Jay Powell, the Fed chairman, argued for Congress to do more to support the recovery, on top of the series of relief packages passed early in the pandemic, as did Charles Evans, Chicago Fed president. Richard Clarida, the Fed vice-chairman, told Bloomberg Television that “the economy is recovering robustly, but we are still in a deep hole”.

“When you hear that from the raft of Fed speakers, particularly from the top, it is of concern,” said Quincy Krosby, chief market strategist for Prudential Financial.

Krishna Guha, vice-chairman at Evercore ISI, said the Fed’s “increasingly shrill calls” for more fiscal support were “shaking confidence in the outlook given near-certainty that this additional fiscal support will not be forthcoming before January at the earliest”.

Ms Krosby said there were also fears about the emergence of a second wave of coronavirus infections, which could prompt localised lockdowns in order to stop the spread and have devastating consequences for the recovery and for equity markets.

“Anything that jeopardises the recovery of the US economy makes the stock market vulnerable,” she said.

Trevor Greetham, investment strategist at Royal London, cautioned that US stocks were likely to remain “choppy in either direction” as the economy was at an “inflection point” where “the rapid reopening phase is coming to an end and we don’t know what will happen next”.

Nervous investors sought out the safety of the US dollar. An index tracking the greenback against six trading partners’ currencies rose 0.4 per cent at one point to 94.4, its highest level since late June. Gold prices, however, fell 2 per cent to $1861.5 a troy ounce.

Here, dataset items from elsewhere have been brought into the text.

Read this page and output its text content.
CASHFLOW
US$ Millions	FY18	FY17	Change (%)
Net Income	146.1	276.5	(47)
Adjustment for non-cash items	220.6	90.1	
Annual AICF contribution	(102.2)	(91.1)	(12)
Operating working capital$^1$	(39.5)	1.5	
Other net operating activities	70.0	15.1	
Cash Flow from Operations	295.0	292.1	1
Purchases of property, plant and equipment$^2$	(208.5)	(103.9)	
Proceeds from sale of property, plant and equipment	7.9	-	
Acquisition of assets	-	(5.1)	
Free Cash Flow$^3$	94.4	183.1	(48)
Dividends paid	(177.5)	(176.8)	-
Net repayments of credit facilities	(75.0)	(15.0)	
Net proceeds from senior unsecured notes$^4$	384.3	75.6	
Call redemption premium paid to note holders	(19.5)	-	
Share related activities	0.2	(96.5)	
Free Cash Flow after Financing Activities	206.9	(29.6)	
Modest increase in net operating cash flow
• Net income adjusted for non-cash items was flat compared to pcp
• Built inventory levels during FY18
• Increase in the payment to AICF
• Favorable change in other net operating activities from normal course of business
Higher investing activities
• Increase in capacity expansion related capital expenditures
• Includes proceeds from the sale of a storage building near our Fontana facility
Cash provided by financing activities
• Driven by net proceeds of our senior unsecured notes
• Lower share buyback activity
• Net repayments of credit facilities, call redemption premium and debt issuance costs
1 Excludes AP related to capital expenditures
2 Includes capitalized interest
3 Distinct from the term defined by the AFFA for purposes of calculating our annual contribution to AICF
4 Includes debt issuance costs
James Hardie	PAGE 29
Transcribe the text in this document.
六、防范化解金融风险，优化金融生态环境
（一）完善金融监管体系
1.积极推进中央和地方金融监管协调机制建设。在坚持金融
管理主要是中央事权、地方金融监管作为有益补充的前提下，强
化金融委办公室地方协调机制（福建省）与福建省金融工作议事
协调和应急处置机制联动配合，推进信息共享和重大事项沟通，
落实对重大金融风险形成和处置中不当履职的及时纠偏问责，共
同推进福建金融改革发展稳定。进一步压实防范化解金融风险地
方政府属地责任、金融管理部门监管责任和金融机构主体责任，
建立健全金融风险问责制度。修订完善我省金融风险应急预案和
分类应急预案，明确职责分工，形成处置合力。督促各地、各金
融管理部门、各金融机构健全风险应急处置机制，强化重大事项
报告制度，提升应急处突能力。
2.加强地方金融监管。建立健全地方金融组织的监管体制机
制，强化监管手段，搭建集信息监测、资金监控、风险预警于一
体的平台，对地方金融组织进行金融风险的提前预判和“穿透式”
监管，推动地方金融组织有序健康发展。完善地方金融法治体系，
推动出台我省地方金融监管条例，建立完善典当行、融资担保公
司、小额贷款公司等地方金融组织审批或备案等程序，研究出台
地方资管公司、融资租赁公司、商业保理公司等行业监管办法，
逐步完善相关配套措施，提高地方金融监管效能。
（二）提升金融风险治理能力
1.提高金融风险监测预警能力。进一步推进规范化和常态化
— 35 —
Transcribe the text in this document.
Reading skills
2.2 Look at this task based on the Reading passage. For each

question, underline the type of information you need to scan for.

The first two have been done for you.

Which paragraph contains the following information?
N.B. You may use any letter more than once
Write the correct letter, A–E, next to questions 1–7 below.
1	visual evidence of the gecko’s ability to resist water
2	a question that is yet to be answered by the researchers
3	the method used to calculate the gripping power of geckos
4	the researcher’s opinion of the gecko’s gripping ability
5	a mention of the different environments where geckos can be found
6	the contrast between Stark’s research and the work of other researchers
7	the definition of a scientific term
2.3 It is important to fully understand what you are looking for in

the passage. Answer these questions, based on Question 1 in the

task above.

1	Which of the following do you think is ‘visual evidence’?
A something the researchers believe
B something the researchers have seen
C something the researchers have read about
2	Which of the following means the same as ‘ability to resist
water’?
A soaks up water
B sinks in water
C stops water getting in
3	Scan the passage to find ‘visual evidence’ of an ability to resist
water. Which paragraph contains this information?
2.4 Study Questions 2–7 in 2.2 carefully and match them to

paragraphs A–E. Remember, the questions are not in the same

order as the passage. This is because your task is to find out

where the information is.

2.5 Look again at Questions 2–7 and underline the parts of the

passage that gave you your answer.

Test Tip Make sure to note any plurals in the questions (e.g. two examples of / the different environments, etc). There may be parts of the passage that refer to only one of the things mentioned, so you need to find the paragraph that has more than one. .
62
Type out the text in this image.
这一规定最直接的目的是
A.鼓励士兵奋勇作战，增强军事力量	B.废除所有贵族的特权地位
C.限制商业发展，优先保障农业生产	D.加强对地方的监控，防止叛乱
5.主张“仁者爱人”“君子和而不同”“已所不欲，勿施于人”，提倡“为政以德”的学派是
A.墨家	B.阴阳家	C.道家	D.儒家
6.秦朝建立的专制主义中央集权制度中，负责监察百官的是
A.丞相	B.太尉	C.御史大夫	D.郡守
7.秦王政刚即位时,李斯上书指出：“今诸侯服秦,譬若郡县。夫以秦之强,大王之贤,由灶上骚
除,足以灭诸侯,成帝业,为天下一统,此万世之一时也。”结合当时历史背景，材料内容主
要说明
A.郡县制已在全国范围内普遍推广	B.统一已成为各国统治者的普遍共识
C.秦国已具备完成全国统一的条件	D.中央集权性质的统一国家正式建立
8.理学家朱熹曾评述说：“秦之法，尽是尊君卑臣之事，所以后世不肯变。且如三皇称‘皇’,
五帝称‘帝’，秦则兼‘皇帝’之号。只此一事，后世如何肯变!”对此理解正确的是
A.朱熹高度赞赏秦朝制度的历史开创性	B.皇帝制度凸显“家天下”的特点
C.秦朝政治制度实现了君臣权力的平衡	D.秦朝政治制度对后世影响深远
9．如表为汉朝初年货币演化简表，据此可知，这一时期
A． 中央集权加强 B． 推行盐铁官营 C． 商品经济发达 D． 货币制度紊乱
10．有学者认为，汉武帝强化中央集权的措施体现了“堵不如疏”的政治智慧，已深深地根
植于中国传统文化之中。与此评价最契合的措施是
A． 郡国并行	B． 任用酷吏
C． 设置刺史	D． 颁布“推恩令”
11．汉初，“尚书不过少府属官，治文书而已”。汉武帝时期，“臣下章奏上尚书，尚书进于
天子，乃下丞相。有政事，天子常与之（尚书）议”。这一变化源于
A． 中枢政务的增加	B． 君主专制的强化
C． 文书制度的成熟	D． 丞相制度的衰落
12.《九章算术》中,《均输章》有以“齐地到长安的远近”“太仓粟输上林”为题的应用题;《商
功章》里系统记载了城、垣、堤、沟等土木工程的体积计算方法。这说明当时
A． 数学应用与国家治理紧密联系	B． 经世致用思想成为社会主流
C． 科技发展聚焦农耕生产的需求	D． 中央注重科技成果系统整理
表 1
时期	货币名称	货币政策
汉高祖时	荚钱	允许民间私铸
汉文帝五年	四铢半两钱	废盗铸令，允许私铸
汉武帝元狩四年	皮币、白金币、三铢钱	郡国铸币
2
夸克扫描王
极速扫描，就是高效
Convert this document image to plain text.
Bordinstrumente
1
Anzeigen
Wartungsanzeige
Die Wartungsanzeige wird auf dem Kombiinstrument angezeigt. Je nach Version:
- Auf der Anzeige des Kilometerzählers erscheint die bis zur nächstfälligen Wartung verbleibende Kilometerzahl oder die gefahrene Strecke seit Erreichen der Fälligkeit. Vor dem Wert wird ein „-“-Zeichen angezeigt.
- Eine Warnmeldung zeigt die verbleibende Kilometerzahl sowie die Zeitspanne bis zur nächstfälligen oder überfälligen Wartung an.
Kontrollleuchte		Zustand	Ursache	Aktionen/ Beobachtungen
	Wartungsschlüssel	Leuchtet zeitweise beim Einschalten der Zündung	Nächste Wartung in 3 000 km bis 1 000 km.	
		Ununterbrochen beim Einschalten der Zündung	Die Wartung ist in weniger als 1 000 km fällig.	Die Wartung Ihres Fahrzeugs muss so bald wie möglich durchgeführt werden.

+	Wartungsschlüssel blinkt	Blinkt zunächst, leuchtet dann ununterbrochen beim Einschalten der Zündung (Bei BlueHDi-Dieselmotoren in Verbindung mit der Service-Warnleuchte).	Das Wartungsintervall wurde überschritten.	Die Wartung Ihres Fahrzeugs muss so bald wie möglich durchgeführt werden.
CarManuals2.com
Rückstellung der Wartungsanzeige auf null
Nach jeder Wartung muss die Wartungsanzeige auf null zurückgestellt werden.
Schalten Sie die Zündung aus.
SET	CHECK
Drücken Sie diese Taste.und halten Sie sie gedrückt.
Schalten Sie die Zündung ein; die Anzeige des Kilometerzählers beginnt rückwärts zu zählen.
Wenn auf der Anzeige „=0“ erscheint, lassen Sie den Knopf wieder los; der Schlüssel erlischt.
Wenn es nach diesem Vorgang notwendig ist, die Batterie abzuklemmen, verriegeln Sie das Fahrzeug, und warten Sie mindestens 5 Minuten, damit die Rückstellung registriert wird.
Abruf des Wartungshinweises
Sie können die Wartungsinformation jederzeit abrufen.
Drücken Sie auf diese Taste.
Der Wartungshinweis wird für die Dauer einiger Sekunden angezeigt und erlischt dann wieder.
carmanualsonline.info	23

Meanwhile, European bourses rallied after the European Central Bank urged the EU to consider making its pandemic recovery fund permanent, although they shaved their gains as the US market turned gloomier. The region-wide Stoxx Europe 600 closed higher by 0.6 per cent, having gained 1.5 per cent at one point. Frankfurt’s Xetra Dax index rose 0.4 per cent after earlier being up 1.4 per cent.

The EU is already set to borrow €1.35tn to fund a revival of the region’s virus-stricken economy.

Making the fund permanent would provide strong support to the economically weaker, tourism-dependent nations of southern Europe, said Sabrina Khanniche of Pictet, because it would “reduce their need” to borrow expensively on the basis of their own credit ratings — something that could risk the continent spiralling into renewed debt crises. “Funding them with supranational debt will really help.”

The yield on Italian 10-year bonds, which is a barometer of appetite for funding peripheral European governments, briefly fell to 0.823 per cent, close to a record low. Yields move inversely to prices.